There's a scene in the movie, Raising Helen, that has impacted me beyond the normal "wow, that was cool." Its power speaks through its subtlety. Helen receives a phone call on her cell while dining with work friends. The expression on her face reveals to the audience that something is wrong, but you don't know what. The camera slowly zooms away from her face, and you begin to see that the hustle and bustle of the restaurant continues, but she remains frozen in pain. You later learn that on the other line, someone has just informed her that her sister and brother-in-law were killed in an accident.
Life is like that, isn't it? We experience some sort of pain, whether it be a loss, an illness, a failure, and it feels like our own world has completely halted to a stop (there's no rolling about it). Yet when we look around, nothing about our own experience keeps anyone else from moving forward. Losing Jesse's dad jolted us. Our world isn't the same, yet everyone around us seems to continue on as before.
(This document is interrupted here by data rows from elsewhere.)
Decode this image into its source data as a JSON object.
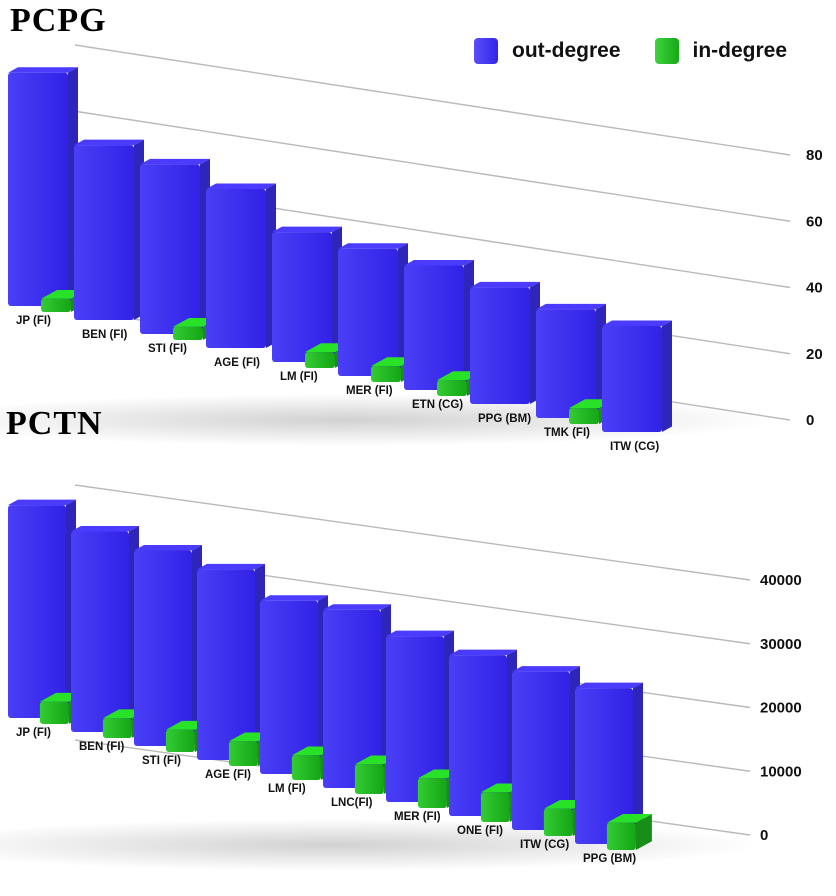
{
  "legend": {
    "out_label": "out-degree",
    "in_label": "in-degree",
    "out_color": "#3b2ff0",
    "in_color": "#1fb51f"
  },
  "chart_data": [
    {
      "type": "bar",
      "title": "PCPG",
      "categories": [
        "JP (FI)",
        "BEN (FI)",
        "STI (FI)",
        "AGE (FI)",
        "LM (FI)",
        "MER (FI)",
        "ETN (CG)",
        "PPG (BM)",
        "TMK (FI)",
        "ITW (CG)"
      ],
      "series": [
        {
          "name": "out-degree",
          "values": [
            88,
            66,
            64,
            60,
            49,
            48,
            47,
            44,
            41,
            40
          ]
        },
        {
          "name": "in-degree",
          "values": [
            5,
            0,
            5,
            0,
            6,
            6,
            6,
            0,
            6,
            0
          ]
        }
      ],
      "yticks": [
        "0",
        "20",
        "40",
        "60",
        "80"
      ],
      "ylim": [
        0,
        80
      ]
    },
    {
      "type": "bar",
      "title": "PCTN",
      "categories": [
        "JP (FI)",
        "BEN (FI)",
        "STI (FI)",
        "AGE (FI)",
        "LM (FI)",
        "LNC(FI)",
        "MER (FI)",
        "ONE (FI)",
        "ITW (CG)",
        "PPG (BM)"
      ],
      "series": [
        {
          "name": "out-degree",
          "values": [
            43000,
            40500,
            39500,
            38500,
            35000,
            36000,
            33500,
            32500,
            32000,
            31500
          ]
        },
        {
          "name": "in-degree",
          "values": [
            4500,
            4000,
            4500,
            5000,
            5000,
            6000,
            6000,
            6000,
            5500,
            5500
          ]
        }
      ],
      "yticks": [
        "0",
        "10000",
        "20000",
        "30000",
        "40000"
      ],
      "ylim": [
        0,
        40000
      ]
    }
  ]
}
The song, Someone Worth Dying For by Mikeschair was playing on the radio this morning, and it hit me. We are not the only ones who have lost a father. I am not the only one who feels like the world has stopped. How many others out there feel like me? I've been so caught up in my own grief and making sure that Jesse is okay that I've ceased to notice others who appear frozen in time.
This world is bigger than we'll ever know, yet God has given us the ability to recognize needs. We're not a land of make-believe, and our pain and joys are real. Maybe in order to get through grief, it also means to recognize you're not alone in it.